Menjelang sore, sekitar jam 16.00, si anak membunyikan "ping" pada perangkat blackberry;
"Ma ... aku boleh daftar program mereka gak?", tanyanya
'Program apa...?"
"Macam-macamlah..."
"Boleh aja... Berapa lama?", tanyaku
"Minimal 2 minggu, tapi ada yang 2 - 4 bulan"
"Oh .... daftar sih boleh aja, selama nggak ada ikatan!"
"Iya ... cuma kalau mau ikut, pendaftarannya dikasih waktu sampai hari Kamis, supaya dapat diskon lho .... Lumayan gede ma...!"
"Oh ...., Boleh aja daftar. Nanti kita bicarakan di rumah, apa dan bagaimana kelanjutannya ya!
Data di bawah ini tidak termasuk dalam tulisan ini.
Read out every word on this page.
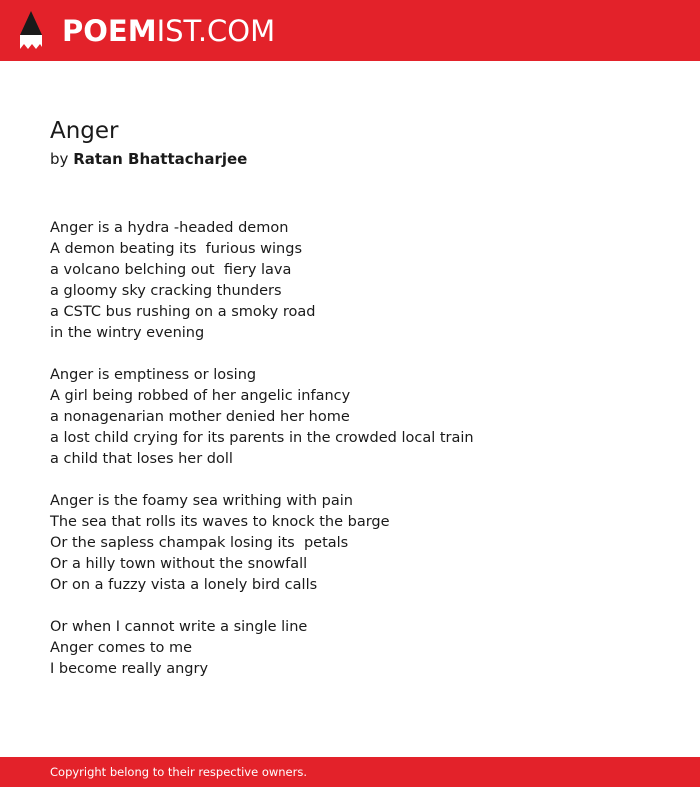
POEMIST.COM
Anger
by Ratan Bhattacharjee
Anger is a hydra -headed demon
A demon beating its  furious wings
a volcano belching out  fiery lava
a gloomy sky cracking thunders
a CSTC bus rushing on a smoky road
in the wintry evening
Anger is emptiness or losing
A girl being robbed of her angelic infancy
a nonagenarian mother denied her home
a lost child crying for its parents in the crowded local train
a child that loses her doll
Anger is the foamy sea writhing with pain
The sea that rolls its waves to knock the barge
Or the sapless champak losing its  petals
Or a hilly town without the snowfall
Or on a fuzzy vista a lonely bird calls
Or when I cannot write a single line
Anger comes to me
I become really angry
Copyright belong to their respective owners.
Jam berapa dijemput?"
"Agak sore ya ma, supaya aku bisa ikut testnya dulu... Nanti kalau sudah mau pulang, aku telpon atau ping lagi"
"OK ........!!!"

Tidak berapa lama sesudahnya, ibu salah seorang temannya, mengirim pesan melalui blackberry messenger. Rupanya, anak saya memberikan pin kepadanya agar bisa berkomunikasi dengan saya berkenaan dengan program yang ditawarkan dalam expo tersebut. Saya katakan, bahwa saya sama sekali tidak berkeberatan mengikutsertakan anak dalam kegiatan apapun selama tidak mengganggu urusan sekolah dan programnya sesuai dengan kriteria yang kami terapkan dalam "mendidik" anak.
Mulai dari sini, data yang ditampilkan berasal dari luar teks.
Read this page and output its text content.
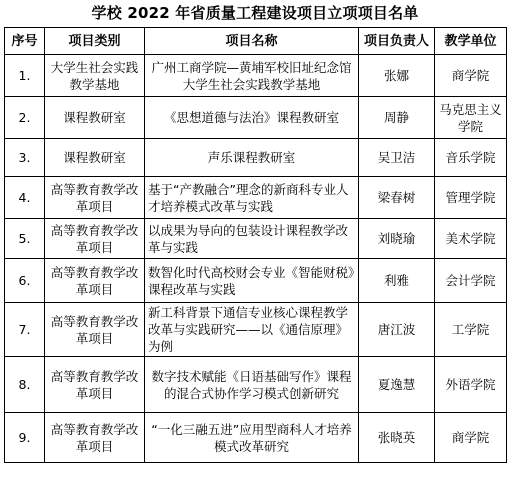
学校 2022 年省质量工程建设项目立项项目名单
序号	项目类别	项目名称	项目负责人	教学单位
1.	大学生社会实践教学基地	广州工商学院—黄埔军校旧址纪念馆大学生社会实践教学基地	张娜	商学院
2.	课程教研室	《思想道德与法治》课程教研室	周静	马克思主义学院
3.	课程教研室	声乐课程教研室	吴卫洁	音乐学院
4.	高等教育教学改革项目	基于“产教融合”理念的新商科专业人才培养模式改革与实践	梁春树	管理学院
5.	高等教育教学改革项目	以成果为导向的包装设计课程教学改革与实践	刘晓瑜	美术学院
6.	高等教育教学改革项目	数智化时代高校财会专业《智能财税》课程改革与实践	利雅	会计学院
7.	高等教育教学改革项目	新工科背景下通信专业核心课程教学改革与实践研究——以《通信原理》为例	唐江波	工学院
8.	高等教育教学改革项目	数字技术赋能《日语基础写作》课程的混合式协作学习模式创新研究	夏逸慧	外语学院
9.	高等教育教学改革项目	“一化三融五进”应用型商科人才培养模式改革研究	张晓英	商学院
Sore itu, menjelang maghrib, kami menjemput si anak di Kuningan city yang terletak di jalan Prof Dr Satrio. Sepertinya, itu adalah mall yang baru dibuka, atau ada salah satu toko yang baru dibuka. Ada banyak bunga papan di halaman depan gedung tersebut. Kami hanya sempat makan malam di salah satu resto di lantai teratas mall. Lalu, langsung pulang dan tidak sempat membahas mengenai program belajar bahasa tersebut.

Hari Minggu itu, saya memang terlalu lelah untuk kesana-kemari lagi. Sejak pukul 6.30, saya sudah kluyuran keluar rumah. Ke pasar tradisional, lalu antar anak ke rumah temannya. Kembali ke rumah, lalu bersiap-siap melaksanakan rutinitas belanja bulanan, setiap akhir bulan. Tiba di rumah, hanya sempat istirahat sebentar, sudah masuk "panggilan" si anak untuk menjemputnya. Padahal .... Senin pagi sudah harus mengantarnya kembali ke asrama, dan itu berarti sudah harus eluar rumah pada jam 05.30. Badan yang sudah uzur ini, seringkali tidak bisa mendukung aktifitas yang seabreg, mengikuti kegiatan dan kemauan si anak remaja.
***

Senin pagi, selagi berangkat kantor, ibu teman anak saya, mengirim pesan melalui blackberry, berkenaan dengan rencana keikutsertaan anak-anak remaja tersebut dalam program belajar bahasa.
"Nanti saya telpon ya .... Masih di jalan dan setir mobil", sahut saya, mengetik cepat saat terhambat oleh traffic light.

Usai menyelesaikan beberapa pekerjaan pagi itu, saya sempatkan menelpon si ibu. Sepertinya, dia begitu tergesa-gesa ingin mendapat jawaban kami akan keikutsertaan anak-anak dalam program yang ditawarkan pada expo tersebut.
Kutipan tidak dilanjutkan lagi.